As for FOTM’s situation, its administrator provides more detail, writing:
… I went to FOTM‘s stats page, only to discover that WordPress had changed the referrals of the day before, Oct. 11, to remove all referrals from Whatfinger! The problem is, a day before, I had seen thousands of referrals from Whatfiinger [sic], which now had vanished, retroactively expunged by WordPress.
I then clicked on the referrals for September 29, 2018 — a day when FOTM had a record 35,438 unique views. I remember seeing there were thousands of referrals from Whatfinger that day, which WordPress now has retroactively expunged….
This matters because traffic is websites’ lifeblood — and your apparent traffic level will determine your marketability. Why would people advertise on your site, for instance, if they believe you offer little exposure? No advertising means no revenue, and this means a restricted capacity to spread your message.
Of course, this is precisely what left-wing Big Tech wants to do to conservative sites: wither them on the vine. GoogTwitFace (and WordPress can now be thrown in) also wants to control public opinion and thus defeat the GOP in November, as it seeks to establish leftist hegemony.
Big Tech also no doubt has a very immediate aim, too. The Republicans may be moving toward taking antitrust action against GoogTwitFace. So Big Tech is racing to forestall this: If it can help the Democrats flip the House of Representatives, guess what? That antitrust threat goes bye-bye.

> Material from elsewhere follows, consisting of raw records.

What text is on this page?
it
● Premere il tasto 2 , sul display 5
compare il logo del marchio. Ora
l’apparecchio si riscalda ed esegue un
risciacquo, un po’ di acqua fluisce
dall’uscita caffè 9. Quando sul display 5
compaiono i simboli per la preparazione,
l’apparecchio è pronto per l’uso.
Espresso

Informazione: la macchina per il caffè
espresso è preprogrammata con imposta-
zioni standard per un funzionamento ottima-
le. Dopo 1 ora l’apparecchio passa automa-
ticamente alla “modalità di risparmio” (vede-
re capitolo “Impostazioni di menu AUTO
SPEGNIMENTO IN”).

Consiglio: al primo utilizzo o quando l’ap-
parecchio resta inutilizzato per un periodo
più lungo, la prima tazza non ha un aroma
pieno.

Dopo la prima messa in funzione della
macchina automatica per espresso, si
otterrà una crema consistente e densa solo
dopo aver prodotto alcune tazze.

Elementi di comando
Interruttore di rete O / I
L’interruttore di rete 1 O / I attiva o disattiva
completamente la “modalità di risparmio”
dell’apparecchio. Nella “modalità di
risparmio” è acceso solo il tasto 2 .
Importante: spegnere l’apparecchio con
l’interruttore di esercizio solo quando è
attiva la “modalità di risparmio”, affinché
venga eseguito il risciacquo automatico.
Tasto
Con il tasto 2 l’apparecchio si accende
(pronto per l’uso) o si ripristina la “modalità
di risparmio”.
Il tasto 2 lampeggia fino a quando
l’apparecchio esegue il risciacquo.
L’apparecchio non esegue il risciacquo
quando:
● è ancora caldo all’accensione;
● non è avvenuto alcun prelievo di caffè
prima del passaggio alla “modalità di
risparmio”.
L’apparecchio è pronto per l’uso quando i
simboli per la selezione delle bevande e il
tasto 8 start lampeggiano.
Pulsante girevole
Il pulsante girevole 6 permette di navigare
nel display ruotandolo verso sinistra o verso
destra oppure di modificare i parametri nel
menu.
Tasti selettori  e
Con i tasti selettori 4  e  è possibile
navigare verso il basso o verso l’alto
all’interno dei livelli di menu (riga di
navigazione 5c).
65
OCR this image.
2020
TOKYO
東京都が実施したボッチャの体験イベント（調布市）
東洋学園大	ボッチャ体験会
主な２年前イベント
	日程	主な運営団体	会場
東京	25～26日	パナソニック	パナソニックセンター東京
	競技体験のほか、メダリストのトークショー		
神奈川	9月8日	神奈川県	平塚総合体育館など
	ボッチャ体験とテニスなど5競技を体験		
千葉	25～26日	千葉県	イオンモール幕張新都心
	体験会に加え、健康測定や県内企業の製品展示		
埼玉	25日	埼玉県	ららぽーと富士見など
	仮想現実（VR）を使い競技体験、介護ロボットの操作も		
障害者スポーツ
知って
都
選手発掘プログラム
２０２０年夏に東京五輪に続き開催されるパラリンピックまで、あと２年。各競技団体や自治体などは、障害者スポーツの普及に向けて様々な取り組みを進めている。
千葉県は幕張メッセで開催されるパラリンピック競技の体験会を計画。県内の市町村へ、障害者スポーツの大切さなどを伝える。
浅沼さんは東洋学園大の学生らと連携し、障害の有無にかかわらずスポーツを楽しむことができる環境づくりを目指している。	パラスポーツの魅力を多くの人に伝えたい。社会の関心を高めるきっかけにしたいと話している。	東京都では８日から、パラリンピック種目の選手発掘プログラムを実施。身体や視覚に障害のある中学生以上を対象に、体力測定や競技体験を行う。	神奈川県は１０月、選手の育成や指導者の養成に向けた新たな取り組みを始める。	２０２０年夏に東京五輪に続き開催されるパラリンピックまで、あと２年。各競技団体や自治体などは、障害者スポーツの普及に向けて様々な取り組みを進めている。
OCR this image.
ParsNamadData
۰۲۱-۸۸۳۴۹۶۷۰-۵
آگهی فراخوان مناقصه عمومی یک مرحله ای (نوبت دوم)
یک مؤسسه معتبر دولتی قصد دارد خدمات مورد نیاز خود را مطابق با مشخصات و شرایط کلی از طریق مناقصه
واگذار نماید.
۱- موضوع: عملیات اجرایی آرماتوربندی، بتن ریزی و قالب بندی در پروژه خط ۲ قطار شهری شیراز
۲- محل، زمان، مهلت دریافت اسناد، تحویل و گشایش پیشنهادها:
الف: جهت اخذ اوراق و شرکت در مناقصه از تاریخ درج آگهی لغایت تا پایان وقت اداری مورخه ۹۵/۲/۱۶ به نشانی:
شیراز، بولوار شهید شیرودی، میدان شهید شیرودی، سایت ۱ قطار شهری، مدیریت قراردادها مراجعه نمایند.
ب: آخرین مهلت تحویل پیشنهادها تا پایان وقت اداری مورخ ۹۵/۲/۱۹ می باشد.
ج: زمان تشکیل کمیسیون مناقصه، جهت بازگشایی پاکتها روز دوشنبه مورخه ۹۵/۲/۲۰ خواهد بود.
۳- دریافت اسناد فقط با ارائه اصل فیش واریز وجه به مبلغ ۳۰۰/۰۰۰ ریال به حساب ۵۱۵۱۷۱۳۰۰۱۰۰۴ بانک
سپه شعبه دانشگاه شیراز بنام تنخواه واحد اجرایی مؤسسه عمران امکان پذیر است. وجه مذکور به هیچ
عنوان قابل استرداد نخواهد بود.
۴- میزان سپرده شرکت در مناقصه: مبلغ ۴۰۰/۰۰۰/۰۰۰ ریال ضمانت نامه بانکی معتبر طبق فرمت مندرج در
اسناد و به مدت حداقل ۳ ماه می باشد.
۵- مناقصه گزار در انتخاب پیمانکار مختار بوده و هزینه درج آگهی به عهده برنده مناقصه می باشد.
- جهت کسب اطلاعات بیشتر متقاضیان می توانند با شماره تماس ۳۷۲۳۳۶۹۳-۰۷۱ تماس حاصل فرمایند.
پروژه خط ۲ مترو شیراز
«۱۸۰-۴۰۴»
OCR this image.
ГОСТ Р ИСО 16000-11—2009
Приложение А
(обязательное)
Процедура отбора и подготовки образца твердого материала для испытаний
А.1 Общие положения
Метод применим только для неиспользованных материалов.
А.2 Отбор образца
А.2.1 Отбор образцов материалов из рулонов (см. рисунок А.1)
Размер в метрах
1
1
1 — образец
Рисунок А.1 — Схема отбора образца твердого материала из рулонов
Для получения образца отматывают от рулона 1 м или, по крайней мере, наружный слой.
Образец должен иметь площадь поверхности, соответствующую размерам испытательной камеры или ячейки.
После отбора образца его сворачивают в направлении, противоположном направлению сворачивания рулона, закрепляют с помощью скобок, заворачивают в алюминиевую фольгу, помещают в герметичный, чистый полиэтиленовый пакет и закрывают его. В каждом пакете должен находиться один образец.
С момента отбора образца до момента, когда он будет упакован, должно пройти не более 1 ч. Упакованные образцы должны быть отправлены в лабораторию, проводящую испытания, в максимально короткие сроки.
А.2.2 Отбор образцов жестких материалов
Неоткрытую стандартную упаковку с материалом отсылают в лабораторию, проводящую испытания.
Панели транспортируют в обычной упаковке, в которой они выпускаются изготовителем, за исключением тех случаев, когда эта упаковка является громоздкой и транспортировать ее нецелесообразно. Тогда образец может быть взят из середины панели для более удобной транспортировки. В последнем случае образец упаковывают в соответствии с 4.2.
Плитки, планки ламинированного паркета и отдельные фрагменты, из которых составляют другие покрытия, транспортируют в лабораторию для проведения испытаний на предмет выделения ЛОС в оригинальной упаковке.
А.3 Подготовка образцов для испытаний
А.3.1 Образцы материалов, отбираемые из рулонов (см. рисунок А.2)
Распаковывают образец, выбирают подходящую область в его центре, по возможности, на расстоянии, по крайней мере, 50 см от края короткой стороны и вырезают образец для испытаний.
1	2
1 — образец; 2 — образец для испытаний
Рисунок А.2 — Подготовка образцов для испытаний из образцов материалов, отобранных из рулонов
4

Then Big Tech can continue suppressing Truth, facilitating tyranny (e.g., Google’s aiding of the Chinese government) and making money via its near monopoly. It’s one dark, malevolent hand washing the other, as the Democrats provide protection in exchange for continual de facto campaign contributions in the form of propaganda favoring their cause and the suppression of any truth contradicting it.
To put this in perspective, imagine living under a tyrannical government that indoctrinates people with an approved ideology and won’t let others even hear your ideas. Under a worst-case scenario, such censorship is essentially what Big Tech could visit upon us, as it now controls the public square. Sure, these would be private-sector machinations and thus wouldn’t violate the First Amendment.
But the practical effect is the same. You can’t win political power unless you can win the political debate, and you can’t win the political debate if you’re removed from it. A mouth muzzled — whether by big gov. or Big Tech — utters precisely the same thing: nothing. And that’s all Big Tech wants to hear from traditionalists. Voice of Europe reports that in “the past[,] the account of Whatfinger was already shadow banned by Facebook, Reddit and other sites, according to the owner[,] for supporting President Trump and criticising Islam.”
So that’s Big Tech, advancing little minds and big lies — and inviting big destruction.